Where BoxWatch is clearly better

  • Pricing predictability. $13/month is $13/month. Datadog's bill grows with hosts, custom metrics, log volume, APM spans — there are stories of bills 10x'ing month-over-month after a deployment change.
  • Setup time. One curl-pipe-bash command per host. No agent config to manage, no integration to enable.
  • Internal-network probing without an add-on. Your agents are already inside your network. Uptime checks can target Redis on a private IP without a "private location" SKU.
  • Status pages bundled. Datadog rolled status pages into its Incidents product; BoxWatch ships one per account on Pro and up, no extra invoice line.
  • No vendor learning curve. Datadog has its own query language (DDSQL), metric tagging conventions, and configuration patterns. BoxWatch has a dashboard and a bash script.

When to pick BoxWatch

  • Small to mid-size team.
  • Fixed monthly budget under $100.
  • You need host metrics + heartbeats + uptime checks, not APM or logs.
  • You want one product, not three.
  • You want a real status page without Statuspage.io.

When to pick Datadog

  • Hundreds of services, dozens of teams.
  • You need APM, logs, RUM, or network performance.
  • Your budget is in the four+ figures per month and that's fine.
  • You're standardising on one tool for ALL observability.
  • You need formal SOC 2 / ISO from your monitoring vendor.

Can I run both?

Yes. Datadog's datadog-agent and BoxWatch's bash agent don't conflict — they read system metrics independently. A common pattern during migration in either direction:

  1. Install BoxWatch alongside Datadog on a handful of hosts.
  2. Compare alerts and dashboards for a week.
  3. Decide whether the simpler tool gives you everything you actually look at.

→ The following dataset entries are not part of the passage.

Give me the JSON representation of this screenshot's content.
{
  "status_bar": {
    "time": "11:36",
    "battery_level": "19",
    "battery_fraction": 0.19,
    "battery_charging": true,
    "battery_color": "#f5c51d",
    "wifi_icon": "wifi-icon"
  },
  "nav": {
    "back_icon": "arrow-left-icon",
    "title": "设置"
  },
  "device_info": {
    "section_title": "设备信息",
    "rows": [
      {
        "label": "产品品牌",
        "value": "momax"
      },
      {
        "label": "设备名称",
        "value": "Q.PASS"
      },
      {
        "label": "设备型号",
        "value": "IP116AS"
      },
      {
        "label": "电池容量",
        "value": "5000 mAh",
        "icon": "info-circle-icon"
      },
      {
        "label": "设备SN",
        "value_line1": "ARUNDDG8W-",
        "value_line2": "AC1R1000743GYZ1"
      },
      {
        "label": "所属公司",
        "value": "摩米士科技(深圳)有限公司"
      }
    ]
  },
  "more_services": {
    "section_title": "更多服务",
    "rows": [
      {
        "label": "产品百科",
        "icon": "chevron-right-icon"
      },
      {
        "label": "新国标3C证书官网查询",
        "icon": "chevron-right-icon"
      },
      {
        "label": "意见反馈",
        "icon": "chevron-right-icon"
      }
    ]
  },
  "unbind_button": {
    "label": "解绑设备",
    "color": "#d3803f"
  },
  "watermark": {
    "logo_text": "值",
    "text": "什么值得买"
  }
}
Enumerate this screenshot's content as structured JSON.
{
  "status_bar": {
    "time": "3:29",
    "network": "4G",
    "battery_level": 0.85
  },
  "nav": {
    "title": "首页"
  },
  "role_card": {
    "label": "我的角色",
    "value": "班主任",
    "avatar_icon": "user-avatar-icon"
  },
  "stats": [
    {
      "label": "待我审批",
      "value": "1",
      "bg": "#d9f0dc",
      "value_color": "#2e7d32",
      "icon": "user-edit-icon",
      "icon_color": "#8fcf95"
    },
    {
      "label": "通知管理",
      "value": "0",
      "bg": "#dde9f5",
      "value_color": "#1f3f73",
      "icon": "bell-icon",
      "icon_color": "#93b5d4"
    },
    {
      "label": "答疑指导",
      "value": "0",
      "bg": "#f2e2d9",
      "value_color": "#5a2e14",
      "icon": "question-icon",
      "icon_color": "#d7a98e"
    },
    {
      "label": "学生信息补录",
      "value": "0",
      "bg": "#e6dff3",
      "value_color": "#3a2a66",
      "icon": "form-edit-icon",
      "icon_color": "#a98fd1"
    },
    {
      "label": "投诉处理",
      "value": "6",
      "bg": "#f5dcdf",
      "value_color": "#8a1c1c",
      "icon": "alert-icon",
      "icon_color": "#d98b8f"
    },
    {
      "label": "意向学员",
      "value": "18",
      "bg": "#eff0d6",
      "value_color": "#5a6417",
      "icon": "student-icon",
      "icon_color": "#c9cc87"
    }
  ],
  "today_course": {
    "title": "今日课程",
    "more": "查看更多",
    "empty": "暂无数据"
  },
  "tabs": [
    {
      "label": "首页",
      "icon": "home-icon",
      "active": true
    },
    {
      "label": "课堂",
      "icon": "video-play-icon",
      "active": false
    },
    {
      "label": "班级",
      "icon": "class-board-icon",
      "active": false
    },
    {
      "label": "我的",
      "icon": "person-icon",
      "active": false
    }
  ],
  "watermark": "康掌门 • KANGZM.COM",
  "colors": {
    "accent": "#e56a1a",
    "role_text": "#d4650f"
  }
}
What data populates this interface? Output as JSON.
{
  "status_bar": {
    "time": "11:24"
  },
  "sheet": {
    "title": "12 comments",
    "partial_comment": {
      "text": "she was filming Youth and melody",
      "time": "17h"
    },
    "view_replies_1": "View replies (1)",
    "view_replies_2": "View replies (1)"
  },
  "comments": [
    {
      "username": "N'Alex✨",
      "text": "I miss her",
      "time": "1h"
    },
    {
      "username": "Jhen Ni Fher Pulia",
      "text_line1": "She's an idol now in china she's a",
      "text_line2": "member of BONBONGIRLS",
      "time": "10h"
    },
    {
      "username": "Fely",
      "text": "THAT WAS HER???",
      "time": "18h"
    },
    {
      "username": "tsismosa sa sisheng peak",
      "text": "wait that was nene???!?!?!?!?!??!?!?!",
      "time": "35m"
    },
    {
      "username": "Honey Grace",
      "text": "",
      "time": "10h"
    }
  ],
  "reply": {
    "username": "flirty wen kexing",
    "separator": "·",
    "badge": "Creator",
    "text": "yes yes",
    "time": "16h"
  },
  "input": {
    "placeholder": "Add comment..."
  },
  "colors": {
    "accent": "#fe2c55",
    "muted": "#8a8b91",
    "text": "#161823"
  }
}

If yes, downgrade Datadog and save the line item. If no, keep Datadog and use BoxWatch for the lower-value hosts you'd otherwise leave unmonitored to avoid the per-host fee.

Migration path

Coming from Datadog and only using host metrics + heartbeats:

  1. Install the BoxWatch agent on each host — see Installing the agent.
  2. Re-create your most important alerts in Alerts.
  3. Re-create cron heartbeats by changing your crontab URLs to https://api.boxwatch.app/ping/:slug — see Cron checks.
  4. Run side-by-side for a billing cycle.
  5. Uninstall datadog-agent and downgrade.

Coming from Datadog and using APM/logs heavily: you're not the target migration. Keep Datadog for those workloads.